The World Health Organization has opened a new medical training center to help developing countries identify and control diseases. The center opened last month in Lyons, France. It will help poor countries set up laboratories to quickly identify and control infectious diseases.

The W-H-O already operates an international system that watches for major health threats that could develop into world problems. The W-H-O executive director for communicable diseases is David Heymann. Doctor Heymann says the new medical center in France will help strengthen public health laboratories and services in developing countries.

Doctor Heymann says there is a great need for this. In Africa, for example, he says only one laboratory can identify the Ebola or Marburg viruses that cause serious diseases. It is the W-H-O laboratory in South Africa.
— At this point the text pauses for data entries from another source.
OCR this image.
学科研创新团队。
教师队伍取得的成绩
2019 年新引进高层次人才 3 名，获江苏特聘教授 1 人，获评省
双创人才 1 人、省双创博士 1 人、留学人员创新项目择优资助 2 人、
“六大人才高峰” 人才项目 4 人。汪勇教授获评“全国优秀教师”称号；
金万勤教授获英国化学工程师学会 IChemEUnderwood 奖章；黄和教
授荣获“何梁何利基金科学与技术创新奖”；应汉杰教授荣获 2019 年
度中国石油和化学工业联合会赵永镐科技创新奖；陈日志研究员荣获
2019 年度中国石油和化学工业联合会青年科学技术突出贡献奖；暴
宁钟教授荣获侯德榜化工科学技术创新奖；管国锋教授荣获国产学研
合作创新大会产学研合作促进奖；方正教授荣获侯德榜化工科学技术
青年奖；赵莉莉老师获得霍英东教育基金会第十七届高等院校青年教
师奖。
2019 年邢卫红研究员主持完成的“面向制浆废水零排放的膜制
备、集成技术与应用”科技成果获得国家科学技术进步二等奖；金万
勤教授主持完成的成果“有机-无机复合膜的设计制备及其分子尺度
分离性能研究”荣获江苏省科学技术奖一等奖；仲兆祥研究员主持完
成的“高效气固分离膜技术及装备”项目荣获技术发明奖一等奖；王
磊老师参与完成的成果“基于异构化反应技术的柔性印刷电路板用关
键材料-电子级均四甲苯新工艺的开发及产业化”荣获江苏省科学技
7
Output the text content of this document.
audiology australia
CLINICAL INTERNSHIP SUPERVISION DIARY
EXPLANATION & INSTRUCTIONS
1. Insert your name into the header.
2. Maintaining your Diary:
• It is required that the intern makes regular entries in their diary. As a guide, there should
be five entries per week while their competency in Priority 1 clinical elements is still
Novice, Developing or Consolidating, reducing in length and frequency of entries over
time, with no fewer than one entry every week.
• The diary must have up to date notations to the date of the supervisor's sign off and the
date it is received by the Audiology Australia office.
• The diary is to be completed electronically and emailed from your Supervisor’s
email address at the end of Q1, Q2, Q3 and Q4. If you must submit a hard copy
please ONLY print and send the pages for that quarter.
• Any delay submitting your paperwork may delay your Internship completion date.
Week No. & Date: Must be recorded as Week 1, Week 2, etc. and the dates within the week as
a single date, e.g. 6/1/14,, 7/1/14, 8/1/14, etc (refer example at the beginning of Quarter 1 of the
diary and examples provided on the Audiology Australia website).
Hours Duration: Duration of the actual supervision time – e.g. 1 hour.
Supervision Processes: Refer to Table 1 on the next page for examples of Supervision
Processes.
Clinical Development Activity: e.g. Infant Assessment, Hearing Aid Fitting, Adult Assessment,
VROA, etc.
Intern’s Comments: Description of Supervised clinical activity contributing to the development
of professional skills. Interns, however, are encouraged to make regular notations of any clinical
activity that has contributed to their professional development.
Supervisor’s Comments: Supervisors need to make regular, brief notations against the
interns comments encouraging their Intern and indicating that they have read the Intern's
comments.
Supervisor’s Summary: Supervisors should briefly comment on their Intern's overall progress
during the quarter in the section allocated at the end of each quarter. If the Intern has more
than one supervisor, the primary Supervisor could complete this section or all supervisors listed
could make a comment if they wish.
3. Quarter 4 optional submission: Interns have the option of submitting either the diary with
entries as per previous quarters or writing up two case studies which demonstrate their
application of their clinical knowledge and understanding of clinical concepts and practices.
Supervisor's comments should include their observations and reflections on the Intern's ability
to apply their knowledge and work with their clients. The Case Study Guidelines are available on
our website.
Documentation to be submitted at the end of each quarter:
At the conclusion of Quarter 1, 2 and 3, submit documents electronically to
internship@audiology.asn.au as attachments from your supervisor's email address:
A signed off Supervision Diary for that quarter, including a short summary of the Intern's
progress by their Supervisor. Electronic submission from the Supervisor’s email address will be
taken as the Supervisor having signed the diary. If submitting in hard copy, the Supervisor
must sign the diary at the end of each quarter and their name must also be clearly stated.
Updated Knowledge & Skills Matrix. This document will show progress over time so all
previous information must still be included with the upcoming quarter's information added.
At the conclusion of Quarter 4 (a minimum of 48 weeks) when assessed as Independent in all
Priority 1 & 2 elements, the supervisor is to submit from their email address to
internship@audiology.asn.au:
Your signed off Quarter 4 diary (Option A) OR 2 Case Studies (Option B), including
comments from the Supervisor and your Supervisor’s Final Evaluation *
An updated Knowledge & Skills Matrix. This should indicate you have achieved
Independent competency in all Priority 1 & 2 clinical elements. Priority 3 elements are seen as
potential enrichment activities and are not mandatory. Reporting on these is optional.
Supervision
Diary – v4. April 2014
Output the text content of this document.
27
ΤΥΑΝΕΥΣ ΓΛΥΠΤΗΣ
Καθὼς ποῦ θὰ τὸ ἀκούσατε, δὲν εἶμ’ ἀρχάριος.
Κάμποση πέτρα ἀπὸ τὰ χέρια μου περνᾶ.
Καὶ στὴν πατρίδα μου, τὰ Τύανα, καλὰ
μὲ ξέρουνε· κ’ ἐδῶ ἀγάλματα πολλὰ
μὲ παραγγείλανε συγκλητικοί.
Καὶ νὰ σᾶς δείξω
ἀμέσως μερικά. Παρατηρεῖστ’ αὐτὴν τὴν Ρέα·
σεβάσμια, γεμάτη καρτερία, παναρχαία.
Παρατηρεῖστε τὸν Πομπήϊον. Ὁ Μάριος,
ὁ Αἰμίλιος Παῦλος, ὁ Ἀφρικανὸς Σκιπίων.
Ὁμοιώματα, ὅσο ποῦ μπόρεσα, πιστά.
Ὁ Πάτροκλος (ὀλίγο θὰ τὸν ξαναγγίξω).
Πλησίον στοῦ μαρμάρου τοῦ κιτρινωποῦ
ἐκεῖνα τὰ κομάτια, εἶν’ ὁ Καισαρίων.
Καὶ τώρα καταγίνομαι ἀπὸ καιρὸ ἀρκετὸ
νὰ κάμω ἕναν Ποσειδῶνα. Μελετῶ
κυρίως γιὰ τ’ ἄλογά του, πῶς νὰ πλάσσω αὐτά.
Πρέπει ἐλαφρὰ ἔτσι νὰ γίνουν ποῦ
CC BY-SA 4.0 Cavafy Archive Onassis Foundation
Bacteria or other substances that are collected in any country in Africa are sent to the laboratory in South Africa. Or they are sent to laboratories in Europe, North America or Asia. Doctor Heymann says Ebola is an example of a very complex disease that is hard to identify. But many countries, he says, do not even have the ability to identify more commonly known diseases, such as cholera or yellow fever.

The World Health Organization estimates that diseases spread to other people kill more than thirteen-million people around the world each year. Most of the victims are poor people in developing countries.

To help solve this problem, the W-H-O hopes to train people from forty-five countries in Africa, Asia and Latin America. The first training class begins in April in Lyons. Laboratory experts from eight countries in West Africa and Central Africa will take part. The program will offer the medical experts and scientists new skills to identify diseases. They also will learn how to use communications equipment, the Internet and electronic mail. This technology will help them respond quickly to possible medical problems.

The W-H-O says the purpose of the project is to build a system that will help countries identify diseases. With these skills, the W-H-O says countries will be able to react more quickly to fight the spread of disease.